Included among the countries supporting a NWFZ in the Middle East is Iran. At the 2010 NPT review conference, 189 member countries of the NPT agreed to develop a plan for a meeting to be held in Helsinki, Finland, in December 2012 that would lay the foundations for a NWFZ in the Middle East. In the run-up to the Helsinki meeting, Ali Asghar Soltanieh, Iran’s ambassador to the International Atomic Energy Agency (IAEA), told reporters: “Iran is determined to participate actively in the Helsinki conference. We are of the strong belief that all countries should be mobilizing themselves to make sure that this noble goal of a Middle East free from all the weapons of mass destruction will be realized.” All Middle East countries signed on to the meeting except one—Israel.
The meeting never came off. Overwhelming international support for the meeting meant nothing to the U.S. “Hyperpower,” as the French put it, and Obama canceled the meeting in late November 2012, on the grounds that “present conditions in the Middle East and the fact that states have not reached agreement on acceptable conditions for a conference.” Translating from Orwellian Newspeak, this means the U.S. didn’t want attention drawn to Israeli’s nuclear weapons.

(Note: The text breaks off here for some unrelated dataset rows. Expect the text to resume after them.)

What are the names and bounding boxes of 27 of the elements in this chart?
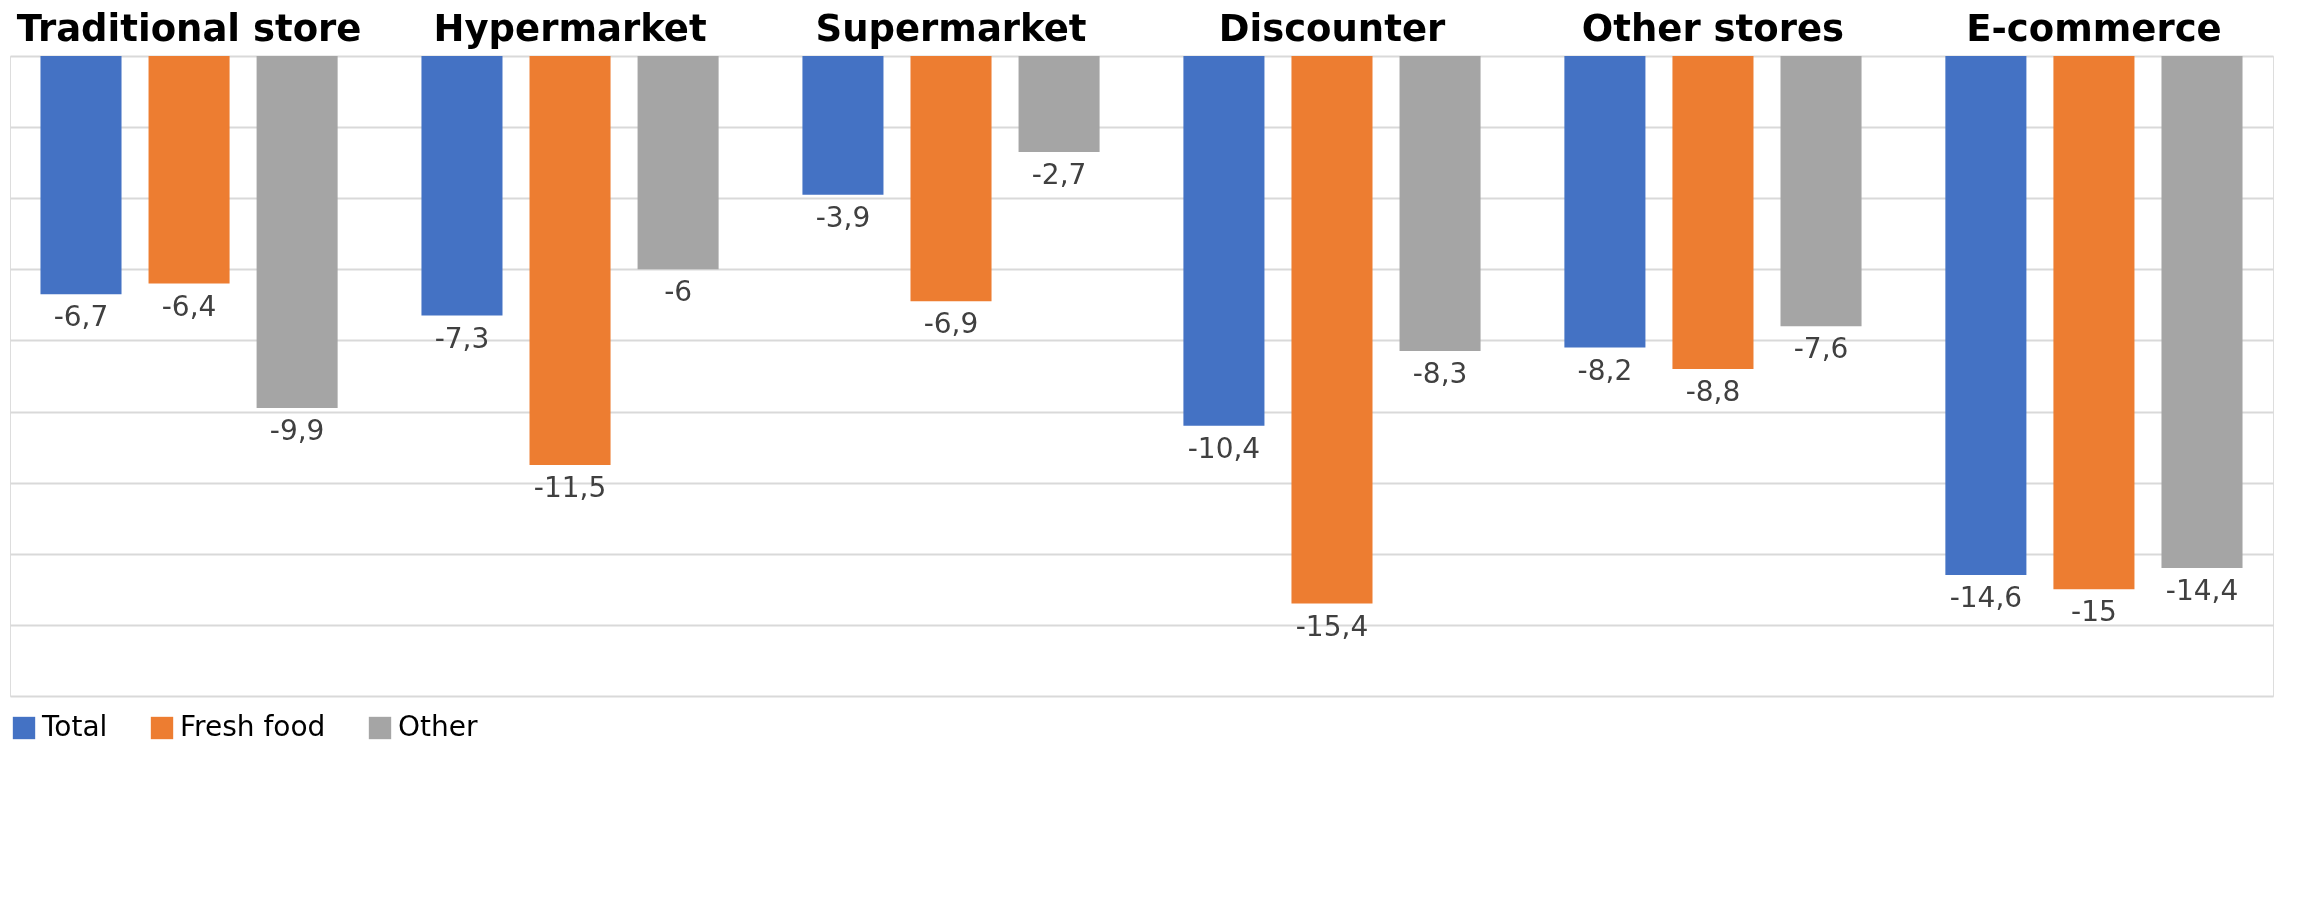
data-label: -14,4 <box>2165 574 2239 607</box>
data-label: -15 <box>2071 595 2117 629</box>
data-label: -3,9 <box>815 200 871 234</box>
x-tick-label: E-commerce <box>1966 6 2222 50</box>
legend-label: Total <box>41 710 108 743</box>
x-tick-label: Discounter <box>1218 6 1446 50</box>
data-label: -7,3 <box>434 321 490 355</box>
data-label: -10,4 <box>1187 431 1261 465</box>
x-tick-label: Other stores <box>1581 6 1845 50</box>
data-label: -6,7 <box>53 300 109 334</box>
data-label: -14,6 <box>1949 581 2023 615</box>
x-tick-label: Supermarket <box>815 6 1087 50</box>
data-label: -11,5 <box>533 470 607 504</box>
x-tick-label: Traditional store <box>16 6 362 50</box>
data-label: -7,6 <box>1793 332 1849 366</box>
data-label: -2,7 <box>1031 158 1087 191</box>
data-label: -6,4 <box>161 289 217 323</box>
data-label: -15,4 <box>1295 609 1369 643</box>
data-label: -8,2 <box>1577 353 1633 387</box>
legend-label: Fresh food <box>180 710 326 743</box>
data-label: -9,9 <box>269 414 325 447</box>
data-label: -8,3 <box>1412 357 1468 391</box>
x-tick-label: Hypermarket <box>433 6 707 50</box>
data-label: -6,9 <box>923 307 979 341</box>
legend-label: Other <box>398 710 478 743</box>
data-label: -8,8 <box>1685 374 1741 408</box>
data-label: -6 <box>664 275 693 309</box>
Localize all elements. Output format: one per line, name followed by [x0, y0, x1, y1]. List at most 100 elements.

Nor did the U.S. want to give Iran a stage to broadcast its willingness to forsake nuclear weapons.
What do all the omissions reveal? Noam Chomsky put it concisely when he asked, “Hegemony or survival?” The U.S. has long labored to be the dominant power in many places in the world, but especially in the Middle East. The elites of both the Democratic and Republican parties have long held to the views of Harold Brown, secretary of defense in the Carter administration. He endorsed nukes because “our other [conventional] forces become meaningful instruments of military and political power.” He might have added the corollary that the holding of nukes by adversarial states is forbidden because such weapons inhibit U.S. efforts at domination. Until the American people mobilize to elect a government truly committed to peace and willing to implement all the articles of the NPT, proliferation is likely to proceed, increasing the chances of an ultimate nuclear catastrophe.